The border areas where his organization controls key crossing points are likely to be another focal point of violence between competing cartels or within the remaining fragments of the Sinoloa organization.

None of that, unfortunately, is likely to mean a noticeable decline in the amount of cocaine on U.S. streets. There is usually enough cocaine in the pipeline to cover any short-term slowdown in supply. As U.S. consumption has declined, according to Colombian and Mexican law enforcement officials, the surplus production is so great that it often takes a kilo of cocaine four to six months to move from Colombia to the streets of U.S. cities.
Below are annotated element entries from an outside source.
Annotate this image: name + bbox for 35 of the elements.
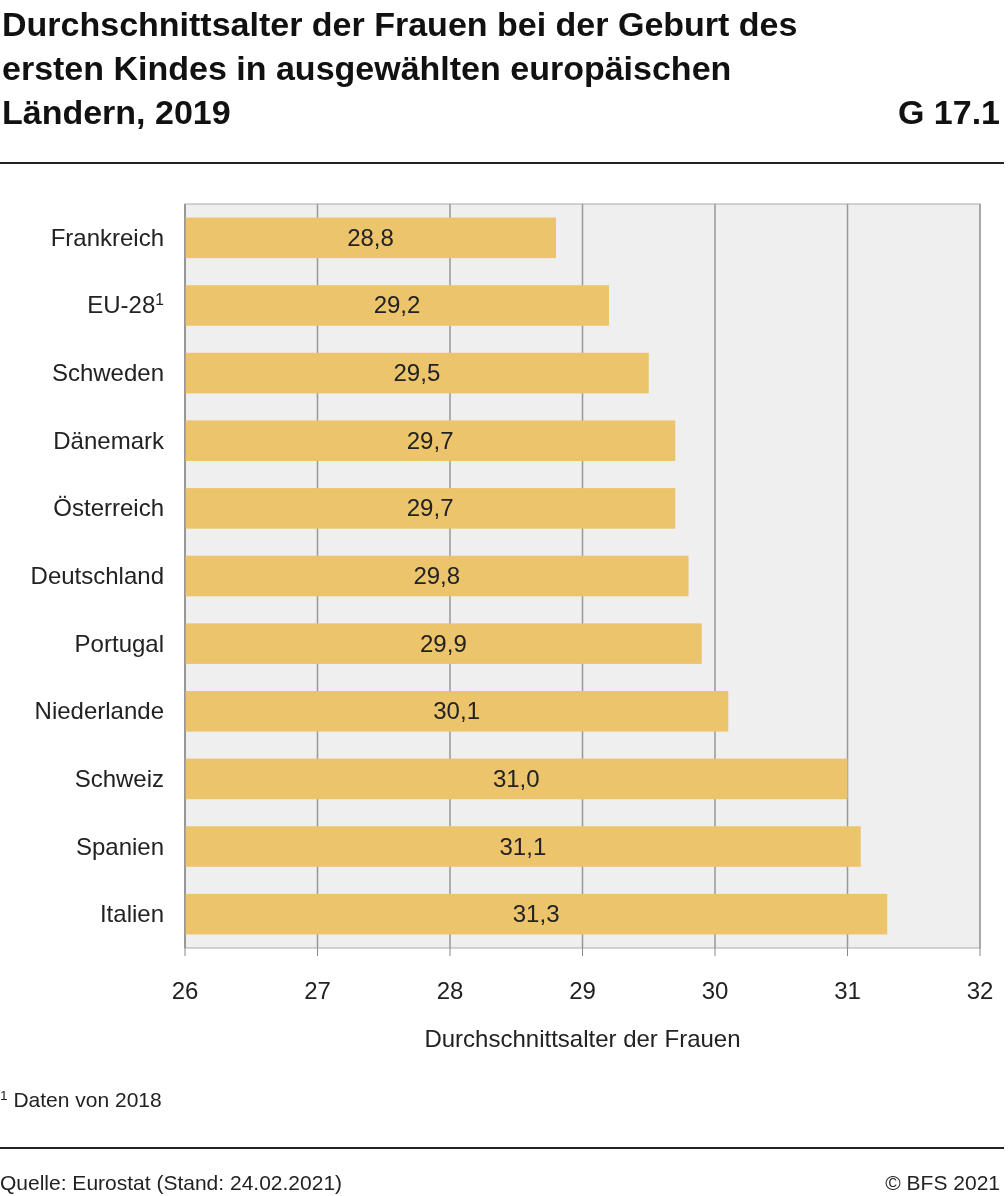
x-tick-label: 30: [701, 977, 729, 1004]
data-label: 31,3: [512, 900, 560, 928]
y-tick-label: EU-28$^{1}$: [87, 290, 164, 319]
x-tick-label: 28: [436, 977, 464, 1004]
data-label: 29,7: [406, 494, 454, 522]
data-label: 31,1: [499, 832, 547, 860]
y-tick-label: Spanien: [75, 832, 164, 860]
y-tick-label: Deutschland: [30, 562, 164, 589]
data-label: 29,5: [393, 359, 441, 387]
text: $^{1}$ Daten von 2018: [0, 1087, 162, 1111]
y-tick-label: Frankreich: [50, 223, 164, 251]
x-tick-label: 29: [569, 977, 596, 1004]
y-tick-label: Niederlande: [34, 697, 164, 725]
x-tick-label: 26: [171, 977, 199, 1004]
y-tick-label: Dänemark: [53, 426, 165, 454]
y-tick-label: Italien: [99, 900, 164, 928]
y-tick-label: Portugal: [74, 629, 164, 657]
text: © BFS 2021: [885, 1171, 1000, 1194]
source-note: Quelle: Eurostat (Stand: 24.02.2021): [0, 1171, 343, 1194]
data-label: 28,8: [347, 223, 394, 251]
data-label: 29,9: [420, 629, 467, 657]
text: G 17.1: [897, 93, 1000, 131]
y-tick-label: Österreich: [53, 494, 164, 522]
data-label: 29,7: [406, 426, 454, 454]
data-label: 30,1: [433, 697, 480, 725]
data-label: 29,8: [413, 562, 461, 589]
y-tick-label: Schweden: [51, 359, 164, 387]
x-tick-label: 31: [834, 977, 861, 1004]
x-axis-title: Durchschnittsalter der Frauen: [424, 1025, 741, 1052]
chart-title: Durchschnittsalter der Frauen bei der Geburt des ersten Kindes in ausgewählten europäischen Ländern, 2019: [2, 5, 798, 131]
x-tick-label: 32: [966, 977, 994, 1004]
data-label: 31,0: [492, 764, 540, 792]
data-label: 29,2: [373, 291, 421, 319]
y-tick-label: Schweiz: [74, 764, 164, 792]
x-tick-label: 27: [304, 977, 331, 1004]
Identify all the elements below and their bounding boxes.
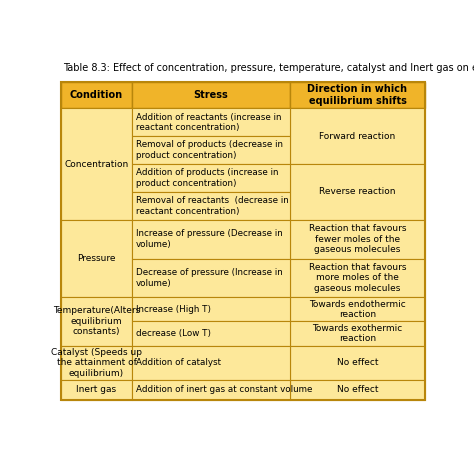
- Bar: [290, 322, 425, 345]
- Bar: [61, 82, 132, 108]
- Text: Addition of catalyst: Addition of catalyst: [136, 358, 221, 367]
- Text: Catalyst (Speeds up
the attainment of
equilibrium): Catalyst (Speeds up the attainment of eq…: [51, 348, 142, 378]
- Text: Removal of reactants  (decrease in
reactant concentration): Removal of reactants (decrease in reacta…: [136, 196, 288, 216]
- Text: Temperature(Alters
equilibrium
constants): Temperature(Alters equilibrium constants…: [53, 307, 140, 336]
- Text: Table 8.3: Effect of concentration, pressure, temperature, catalyst and Inert ga: Table 8.3: Effect of concentration, pres…: [63, 63, 474, 73]
- Bar: [290, 164, 425, 220]
- Bar: [290, 258, 425, 297]
- Bar: [132, 322, 290, 345]
- Bar: [290, 108, 425, 164]
- Bar: [290, 82, 425, 108]
- Text: Towards exothermic
reaction: Towards exothermic reaction: [312, 324, 402, 343]
- Text: Addition of inert gas at constant volume: Addition of inert gas at constant volume: [136, 385, 312, 394]
- Bar: [132, 258, 290, 297]
- Text: Stress: Stress: [194, 90, 228, 100]
- Text: Condition: Condition: [70, 90, 123, 100]
- Text: Increase (High T): Increase (High T): [136, 305, 210, 314]
- Bar: [132, 108, 290, 136]
- Text: No effect: No effect: [337, 385, 378, 394]
- Bar: [132, 164, 290, 192]
- Bar: [61, 380, 132, 400]
- Bar: [61, 220, 132, 297]
- Text: decrease (Low T): decrease (Low T): [136, 329, 210, 338]
- Text: Reaction that favours
fewer moles of the
gaseous molecules: Reaction that favours fewer moles of the…: [309, 224, 406, 254]
- Text: Direction in which
equilibrium shifts: Direction in which equilibrium shifts: [308, 84, 408, 106]
- Text: Decrease of pressure (Increase in
volume): Decrease of pressure (Increase in volume…: [136, 268, 283, 288]
- Bar: [132, 82, 290, 108]
- Bar: [132, 192, 290, 220]
- Bar: [290, 297, 425, 322]
- Bar: [290, 345, 425, 380]
- Text: Pressure: Pressure: [77, 254, 116, 263]
- Text: Concentration: Concentration: [64, 160, 128, 169]
- Text: Towards endothermic
reaction: Towards endothermic reaction: [309, 299, 406, 319]
- Text: Inert gas: Inert gas: [76, 385, 117, 394]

Central America has turned into a vast warehouse for cocaine waiting to be moved to market.

The second is that while smaller structures emerge and each one handles less than the prior cartel, the overall amount of cocaine moving generally stabilizes at its previous level after a few weeks, sparking price hiccups but little permanent change.

Yuri Cortéz/AFP
Yuri Cortéz/AFP

Guzmán’s arrest is good for the rule of law and good for Mexico because it destroys the myths of the invincible drug baron, much as Escobar’s death did in Colombia. It shows that ultimately a kingpin can be put out of business. What it doesn’t do, though, is suggest that the business itself is going anywhere.

Farah, president of IBI Consultants, covered the drug war for two decades at The Washington Post and specializes in organized crime in Latin America.